Mandat de la MONUSCO: Les discussions sont en cours au Conseil de sécurité

par -
0 192

Lors du point de presse hebdomadaire de la Monusco, la presse invitée à cet effet a voulu savoir, quel soutien cette institution des Nations Unies sera obligée de fournir au Président de la République, Félix Tshisekedi Tshilombo, au regard des promesses de Mme Leila Zerrougui lors de sa première rencontre avec le nouveau chef de l’Etat avait promis un soutien au Gouvernement congolais et de M. Antonio Guterres lors du Sommet d’Addis-Abeba ?

Pour la porte-parole de la MONUSCO, Florence Marchal, Mme Zerrougui a rencontré, à trois reprises, le Président Tshisekedi. Ils ont eu l’occasion, lors de ces trois rencontres, d’évoquer à la fois les sujets d’actualité, le processus électoral qui est toujours en cours, les groupes armés qui souhaitent déposer les armes, mais aussi la configuration actuelle et future de la MONUSCO.

« Donc, je reviens aussi aux discussions qui sont en cours actuellement à New York, entre toutes les parties prenantes, je l’ai dit, les autorités congolaises, le Conseil de sécurité, le Secrétariat de l’ONU, pour justement définir quel sera le prochain mandat de la MONUSCO et quel sera donc le soutien que la MONUSCO continuera à apporter, dans les mois qui viennent, au Gouvernement congolais », dit-elle.

Et d’ajouter qu’on a déjà des pistes par rapport à cette question qui nous tient vraiment à cœur, qui est celle des groupes armés qui, dans certaines provinces du pays, ont souhaité rendre leurs armes. C’est un processus que nous souhaiterions accompagner. Nous souhaiterions accompagner les autorités congolaises pour pouvoir faciliter la réintégration de ces ex-combattants dans leurs communautés et nous l’avons fait savoir aux autorités congolaises.

Donc, il y a des opportunités pour permettre à ce pays de s’ancrer vraiment dans la stabilité. Et évidemment, l’un des rôles de la MONUSCO actuel et à venir, c’est de pouvoir saisir ces opportunités et de pouvoir accompagner le Gouvernement congolais dans la réalisation des opportunités.

Mais une fois encore, insiste-t-elle, les mandats des Missions sont décidés par le Conseil de sécurité et nous, nous sommes une Mission de mise en œuvre. Et tout cela est en discussion actuellement à New York. D’ici une semaine ou deux, on y verra tous beaucoup plus clair.

Et évidemment, autre facteur très important, c’est la formation du Gouvernement. Je crois qu’il est important que ce gouvernement puisse être formé rapidement et qu’il soit opérationnel aussi rapidement afin que le programme du Président Tshisekedi puisse être mis en œuvre et ainsi répondre aux multiples et aux nombreuses attentes des populations congolaises. Et là aussi, c’est de notre responsabilité à tous, de ne pas décevoir les populations congolaises.

De même au sujet de la libération des prisonniers politiques, la MONUSCO pense que c’est un dossier que la MONUSCO effectivement suit attentivement, notamment via son Bureau conjoint des Nations Unies aux droits de l’homme. Donc, ce dossier de prisonniers politiques et d’opinion.

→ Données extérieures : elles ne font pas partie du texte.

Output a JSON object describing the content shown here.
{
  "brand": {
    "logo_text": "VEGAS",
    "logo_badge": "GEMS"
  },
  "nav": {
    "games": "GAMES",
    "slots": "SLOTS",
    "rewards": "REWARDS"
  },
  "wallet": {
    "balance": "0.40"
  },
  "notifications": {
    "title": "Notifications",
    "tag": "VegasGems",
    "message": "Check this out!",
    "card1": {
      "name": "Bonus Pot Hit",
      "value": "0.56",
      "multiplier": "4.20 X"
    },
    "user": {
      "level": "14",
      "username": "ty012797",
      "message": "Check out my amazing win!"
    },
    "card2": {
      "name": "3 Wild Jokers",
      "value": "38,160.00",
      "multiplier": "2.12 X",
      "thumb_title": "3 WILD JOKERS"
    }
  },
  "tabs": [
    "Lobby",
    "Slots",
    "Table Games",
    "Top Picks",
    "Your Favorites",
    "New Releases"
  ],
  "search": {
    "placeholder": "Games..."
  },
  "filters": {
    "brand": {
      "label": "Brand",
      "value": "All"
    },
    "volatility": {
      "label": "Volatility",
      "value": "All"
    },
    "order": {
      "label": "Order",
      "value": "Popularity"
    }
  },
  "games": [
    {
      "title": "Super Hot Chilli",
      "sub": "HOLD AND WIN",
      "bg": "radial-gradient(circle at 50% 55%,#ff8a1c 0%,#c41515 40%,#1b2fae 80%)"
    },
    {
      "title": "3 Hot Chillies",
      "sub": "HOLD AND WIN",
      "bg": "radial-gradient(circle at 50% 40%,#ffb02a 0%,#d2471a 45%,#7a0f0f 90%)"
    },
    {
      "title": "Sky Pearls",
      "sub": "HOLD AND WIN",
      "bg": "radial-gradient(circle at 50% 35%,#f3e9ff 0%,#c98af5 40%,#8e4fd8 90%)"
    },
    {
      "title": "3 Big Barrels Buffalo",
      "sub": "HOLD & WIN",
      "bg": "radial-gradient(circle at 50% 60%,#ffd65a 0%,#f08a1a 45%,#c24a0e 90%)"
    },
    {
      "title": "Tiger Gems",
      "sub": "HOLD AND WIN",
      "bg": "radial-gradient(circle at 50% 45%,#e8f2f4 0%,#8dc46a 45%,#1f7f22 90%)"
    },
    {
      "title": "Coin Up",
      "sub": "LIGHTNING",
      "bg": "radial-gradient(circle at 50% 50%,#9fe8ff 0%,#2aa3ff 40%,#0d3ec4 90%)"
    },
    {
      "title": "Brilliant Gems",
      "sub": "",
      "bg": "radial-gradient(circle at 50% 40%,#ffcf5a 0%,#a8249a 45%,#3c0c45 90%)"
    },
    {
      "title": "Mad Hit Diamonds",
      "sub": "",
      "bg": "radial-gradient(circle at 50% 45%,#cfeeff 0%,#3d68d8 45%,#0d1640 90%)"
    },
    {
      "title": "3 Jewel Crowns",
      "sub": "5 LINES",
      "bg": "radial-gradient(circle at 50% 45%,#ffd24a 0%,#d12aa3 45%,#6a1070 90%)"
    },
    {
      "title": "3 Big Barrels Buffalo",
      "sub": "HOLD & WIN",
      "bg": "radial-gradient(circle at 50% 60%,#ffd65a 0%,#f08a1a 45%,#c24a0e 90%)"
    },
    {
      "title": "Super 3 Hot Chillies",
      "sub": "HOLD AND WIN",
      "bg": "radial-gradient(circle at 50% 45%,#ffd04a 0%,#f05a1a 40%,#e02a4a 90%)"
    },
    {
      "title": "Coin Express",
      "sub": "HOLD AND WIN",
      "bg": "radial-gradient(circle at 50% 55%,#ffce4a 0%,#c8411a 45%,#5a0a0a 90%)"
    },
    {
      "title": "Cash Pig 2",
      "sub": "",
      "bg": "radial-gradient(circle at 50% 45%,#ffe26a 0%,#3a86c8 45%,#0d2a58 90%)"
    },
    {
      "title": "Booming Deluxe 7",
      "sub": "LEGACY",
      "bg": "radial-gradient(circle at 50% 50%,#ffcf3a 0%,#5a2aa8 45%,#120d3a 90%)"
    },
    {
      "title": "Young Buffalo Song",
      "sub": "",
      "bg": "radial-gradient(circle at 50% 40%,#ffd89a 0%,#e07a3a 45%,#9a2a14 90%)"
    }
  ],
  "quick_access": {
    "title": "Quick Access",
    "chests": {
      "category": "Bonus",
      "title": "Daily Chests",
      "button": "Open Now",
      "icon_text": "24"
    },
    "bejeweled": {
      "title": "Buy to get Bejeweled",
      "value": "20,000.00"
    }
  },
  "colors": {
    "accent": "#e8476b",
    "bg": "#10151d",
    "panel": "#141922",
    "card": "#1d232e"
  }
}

En novembre dernier, rappelle-t-elle, nous avions envoyé un courrier à ce sujet au ministre de la Justice, en établissant, selon nous, la liste des prisonniers politiques et d’opinion qui étaient encore détenus. Cette correspondance avait été suivie de plusieurs rencontres entre la MONUSCO et le ministre de la Justice, la dernière ayant eu lieu la semaine dernière. Donc, c’est vraiment un processus que nous suivons attentivement, mais vous le savez, à la fin, c’est le ministre de la Justice qui décide de ces libérations.

« Et je voudrais aussi ajouter que dans le cadre des bons offices de la Représentante spéciale, évidemment elle les poursuit. Elle a indiqué qu’elle poursuivait ses bons offices afin de faciliter cette transition politique. Donc, elle continue à rencontrer toutes les parties prenantes. Donc, c’est un dossier que nous suivons, nous influençons, nous donnons des informations mais à la fin, ce sont les autorités en place qui prennent les décisions et nous ne pouvons pas nous substituer aux autorités en place », explique-t-elle.